Vera Lynn est un trésor national, même si elle n'a chanté que quelques ritournelles so british comme "We'll meet again".

Dame Vera Lynn en 2009
Dame Vera Lynn en 2009 © AFP / SHAUN CURRY

Tout le monde connaît cette chanson : c'est elle qui a bercé les Tommies, les soldats de l'armée britannique pendant la seconde guerre mondiale, faisant de Vera Lynn le « sweetheart », la « fiancée », des forces armées de Sa Majesté.

C'est donc elle qui a eu hier 100 ans et toute la Grande-Bretagne lui a souhaité un bon anniversaire en lui envoyant des tonnes de fleurs, en chantant "We'll meet again" ou encore, son autre tube "White Cliffs of Dover", Les Blanches falaises de Douvres.

Vera Lynn a d'ailleurs été anoblie par la reine : elle est même Dame commandeur.
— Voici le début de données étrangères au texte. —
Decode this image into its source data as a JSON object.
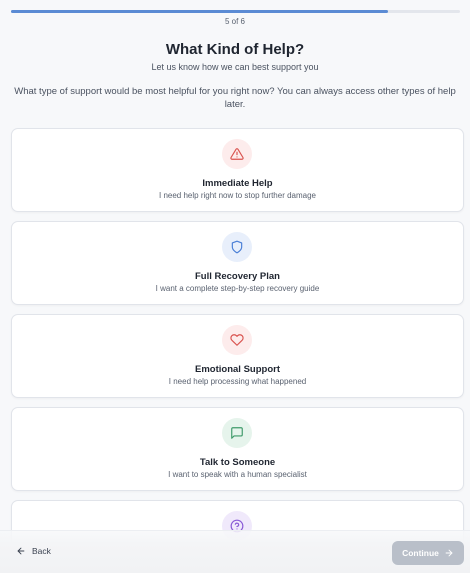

Hier, son portrait a même été projeté toute la nuit sur Les Blanches falaises de Douvres, qui est l'équivalent pour les Britanniques de Douce France, par Charles Trénet.

Son centenaire et ce qu'elle symbolise vient d'ailleurs à point nommé pour rappeler à la Grande-Bretagne et à l'Europe qu'une génération s'efface – celle de nos grand-parents et arrière-grands-parents, celle de Vera Lynn et de ses chansons sentimentales.

Mais une génération qui a sauvé l'Europe du nazisme et du totalitarisme. Enfin, Dame Vera Lynn c'est ce Royaume-Uni qui a résisté seul contre Hitler et l'a remporté. A l'heure du Brexit et des populismes triomphants, il est bon de s'en souvenir.

  • Une revue de presse toujours en Grande-Bretagne

Le Guardianpublie une enquête exclusive qui risque de faire beaucoup de bruit. Une enquête qui met en évidence le rôle des banques britanniques dans le blanchiment international de milliards de dollars en provenance de Russie.

Le Guardian appelle cela « une véritable laverie globalisée » à laquelle HSBC, la Lloyds, la Barclays ou la Royal Bank of Scotland ont largement contribué. Pour 740 millions de livres, sur un total de 20 milliards de dollars entre 2010 et 2014. Les banques n'ont rien appris de la crise.

►►► Voir l'enquête

  • La Russie n'est pas prête de sortir de l'actualité

La presse américaine dans son ensemble reprend l'audition du directeur du FBI, James Comey, qui a confirmé qu'une enquête était en cours sur les liens entre Moscou et l'entourage de Donald Trump. C'est le _Washington Post_ qui va le plus loin en titrant « M. Comey confirme que des éléments de preuves existent d'une possible coordination entre le Kremlin et la campagne de Donald Trump ». Le journal parle d'un « témoignage extraordinaire ».

  • Un édito assassin dans les pages du Temps de Lausanne :

« Les élus français sont attachants. Ils vivent dans un monde parallèle, où les privilèges sont la norme. En France, les élites ne gouvernent plus : elles s’entre-tuent pour leurs privilèges ».

  • Un papier sur le site de la BBC :

Papier qui reprend la colère du ministre de la Culture Tchadien. Colère parce que ses services se sont rendus compte que des touristes indélicats avaient gravé leurs noms en arabe et en français sur des fresques pariétales vieilles de 8 000 ans. Les fresques – des milliers de peintures d'hommes et d'animaux sur les paroi des gorges et des grottes du plateau d'Ennedi - classées au patrimoine mondial de l'UNESCO, qui ont traversé les âges intactes et qui auraient donc été vandalisée. Irrémédiablement.